Ebuyer can add an extra £10m-£20m of revenue over the next 12 months just by regaining lost marketshare, its new CEO has asserted.
Talking to IT Chanel Oxygen, Rich Marsden dubbed the e-tailer a “fantastic business that just needs a bit of polishing” as he reflected on his first four months in the job.
Former Realtime Distribution and VIP boss Marsden and business partner Mark Reed acquired ebuyer from West Retail Group at the start of April for an undisclosed sum.
“We’d had a look at the business a couple of years earlier and the timing wasn’t quite right, so we agreed to come back around the table post Covid,” Marsden revealed.
“West’s main focus is kitchens and bedrooms, and they’d just moved into the US, so their motivations were clear.
“I’d spent nearly 25 years in distribution, and wanted to get closer to the customers, and be in a business that can really provide vendor partners with access to every market – which is pretty much what ebuyer’s got.”
Regaining lost ground
Fuelled by the boom in consumer and remote working hardware spend during lockdown, ebuyer’s revenues spiked to above £240m in both 2020 and 2021.
But its haul for 2022 is likely to dip below £200m, with Marsden admitting that the East Yorkshire-based outfit has to “go backwards before we can go forwards”.
“I would say we under-index in each of our four verticals – B2B, B2C, system integration and marketplace,” he said.
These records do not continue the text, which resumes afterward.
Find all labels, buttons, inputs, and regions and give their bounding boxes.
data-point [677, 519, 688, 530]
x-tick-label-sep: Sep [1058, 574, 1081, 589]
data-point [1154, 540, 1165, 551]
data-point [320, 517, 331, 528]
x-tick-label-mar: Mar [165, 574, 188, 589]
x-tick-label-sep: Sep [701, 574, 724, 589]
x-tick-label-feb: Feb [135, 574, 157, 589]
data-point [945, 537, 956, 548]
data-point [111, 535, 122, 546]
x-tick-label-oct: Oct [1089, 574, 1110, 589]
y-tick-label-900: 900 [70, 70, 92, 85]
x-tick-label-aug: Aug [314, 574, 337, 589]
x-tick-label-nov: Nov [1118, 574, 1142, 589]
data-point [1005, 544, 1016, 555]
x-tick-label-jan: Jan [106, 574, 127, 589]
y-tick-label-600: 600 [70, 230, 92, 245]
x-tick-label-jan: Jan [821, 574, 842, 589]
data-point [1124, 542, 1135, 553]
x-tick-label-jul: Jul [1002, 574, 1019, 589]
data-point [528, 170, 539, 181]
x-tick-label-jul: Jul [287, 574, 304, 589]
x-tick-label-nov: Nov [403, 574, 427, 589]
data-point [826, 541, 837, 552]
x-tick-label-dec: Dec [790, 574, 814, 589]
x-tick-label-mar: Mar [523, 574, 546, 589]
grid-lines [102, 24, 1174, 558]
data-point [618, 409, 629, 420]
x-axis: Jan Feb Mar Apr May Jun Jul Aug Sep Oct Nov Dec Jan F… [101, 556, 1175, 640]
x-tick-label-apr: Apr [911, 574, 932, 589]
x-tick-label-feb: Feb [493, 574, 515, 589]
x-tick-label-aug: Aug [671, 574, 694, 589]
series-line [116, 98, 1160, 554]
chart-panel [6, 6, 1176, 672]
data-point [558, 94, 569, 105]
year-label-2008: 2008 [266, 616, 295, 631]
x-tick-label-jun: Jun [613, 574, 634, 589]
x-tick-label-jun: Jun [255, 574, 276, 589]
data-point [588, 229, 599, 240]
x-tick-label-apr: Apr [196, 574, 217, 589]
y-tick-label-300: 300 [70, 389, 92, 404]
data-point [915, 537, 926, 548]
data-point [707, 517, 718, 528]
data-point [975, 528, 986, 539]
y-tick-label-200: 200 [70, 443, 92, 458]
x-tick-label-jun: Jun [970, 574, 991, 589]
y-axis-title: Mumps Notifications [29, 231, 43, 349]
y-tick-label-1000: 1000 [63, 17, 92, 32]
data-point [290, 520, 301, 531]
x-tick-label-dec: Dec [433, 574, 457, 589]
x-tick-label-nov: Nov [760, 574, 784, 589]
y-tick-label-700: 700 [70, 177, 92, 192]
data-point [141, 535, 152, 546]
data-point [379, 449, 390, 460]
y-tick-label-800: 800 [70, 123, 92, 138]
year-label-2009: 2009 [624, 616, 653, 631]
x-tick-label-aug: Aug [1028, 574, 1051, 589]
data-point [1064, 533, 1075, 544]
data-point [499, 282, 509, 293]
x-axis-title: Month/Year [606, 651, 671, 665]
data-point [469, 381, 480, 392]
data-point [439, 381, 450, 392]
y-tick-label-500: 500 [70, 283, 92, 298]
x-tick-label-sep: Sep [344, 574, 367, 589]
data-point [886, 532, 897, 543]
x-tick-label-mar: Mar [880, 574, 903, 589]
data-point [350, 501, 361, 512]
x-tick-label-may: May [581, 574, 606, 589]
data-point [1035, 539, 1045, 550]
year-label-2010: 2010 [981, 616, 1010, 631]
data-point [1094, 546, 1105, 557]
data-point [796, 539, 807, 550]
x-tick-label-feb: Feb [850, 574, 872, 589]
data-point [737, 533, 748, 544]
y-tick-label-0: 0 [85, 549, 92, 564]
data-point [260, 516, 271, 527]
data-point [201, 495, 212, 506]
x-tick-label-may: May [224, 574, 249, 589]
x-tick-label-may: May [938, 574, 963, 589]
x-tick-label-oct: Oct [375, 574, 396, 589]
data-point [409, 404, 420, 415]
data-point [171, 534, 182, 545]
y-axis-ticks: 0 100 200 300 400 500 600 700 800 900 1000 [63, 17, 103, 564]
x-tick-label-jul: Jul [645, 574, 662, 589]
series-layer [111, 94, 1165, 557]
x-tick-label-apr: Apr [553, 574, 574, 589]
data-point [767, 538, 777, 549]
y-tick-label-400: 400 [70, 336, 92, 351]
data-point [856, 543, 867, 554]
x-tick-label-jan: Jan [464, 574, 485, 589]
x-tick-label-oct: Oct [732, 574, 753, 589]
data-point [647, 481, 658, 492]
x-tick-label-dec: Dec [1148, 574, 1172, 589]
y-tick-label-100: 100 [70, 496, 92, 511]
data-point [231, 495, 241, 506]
“Getting back to our normal marketshare will probably add £10m-£20m of revenue over the next 12 months. We’re not indexing where we should be, and even when we get there there’s a lot more to go at, so there is a huge upside to the acquisition and a huge opportunity.”
First 120 days
Marsden and Reed’s ebuyer acquisition sees the duo reigniting a business partnership that began in 1999 at Realtime Distribution (which the latter owned and the former went on to run). The top team also now includes CFO Alison Rose (pictured with Reed and Marsden, below).
Marsden characterised ebuyer as a “solid platform” in need of “new leadership and a fresh view” as he reflected on his first 120 days in charge.
“As is typical in an acquired business, there was a bit of waste and excess that we’ve removed, in terms of contracts that were probably no longer required,” he said.
“But the main thing we’ve tried to do in the first four months is just onboard our people. We will be a real people-led business and have already started to see some success, particularly in our commercial space where we’ve introduced incentive packages and provided some training. We’re just letting people grow into their roles, and that’s probably the biggest change.”
Although ebuyer generates around half its sales from B2B and builds between 1,500 and 2,500 gaming and commercial PCs a month, most people have pigeon holed it as a consumer e-tailer, Marsden conceded.
“We haven’t told ebuyer’s story very well,” he said.
“People see it as an e-tailer that services customers on PC components, and it does do that very well.
“But it also supports customers ranging from sectors such as banking and energy to finance and consultancies, which people don’t really know about. Yes, we’re strong on B2C, and it’s a good part of our business, but we’ve also got a strong and growing commercial business and a strong and growing system integration business, which we don’t promote as much.”
£100m headroom
Ebuyer’s presence across its four verticals makes it a complete partner for the major vendors, Marsden claimed.
Its B2C arm serves 4 million end users, while its B2B unit – which competes with IT resellers in the AV, software and cyber space – has 600,000 SMEs on its books.
Measuring up at 280,000 sq ft and 60% automated, ebuyer’s distribution centre is big enough to handle a five-fold increase in sales, Marsden said, meanwhile.
“Having the ability to add £100m of revenue without having to change facility was a big consideration in which business we targeted for acquisition. Ebuyer’s building can cope with any volume we throw at it,”
Rich Marsden
“One thing that’s really quite striking with the opportunity we’ve got is ebuyer’s reach,” Marsden said.
“That was the real beauty of the acquisition.
“Having the ability to add £100m of revenue without having to change facility was a big consideration in which business we targeted for acquisition. Ebuyer’s building can cope with any volume we throw at it.”
“The infrastructure is there to cope. The people we’ve got are extremely talented, and we have a number of markets to go after. We play in multiple spaces, which obviously helps when you want to fast track growth,” Marsden continued.
‘Difficult market’
With sales of PCs and other volume hardware continuing to experience a post-lockdown hangover, Marsden admitted it is a “difficult market”.
“It’s been a difficult 1H for us, and I think that’s been the same to everyone,” he added.
“I think we’ve probably under-indexed for the last 18 months – coming out of Covid – against where we should be and that’s been difficult for our people. So we were coming into a business that needs a bit of a boost.
“We will probably go backwards before we can go forwards as we set the foundations. But once we get everything aligned, and get people in the right place and doing the right jobs with the right support, ebuyer has huge potential over the next three years.”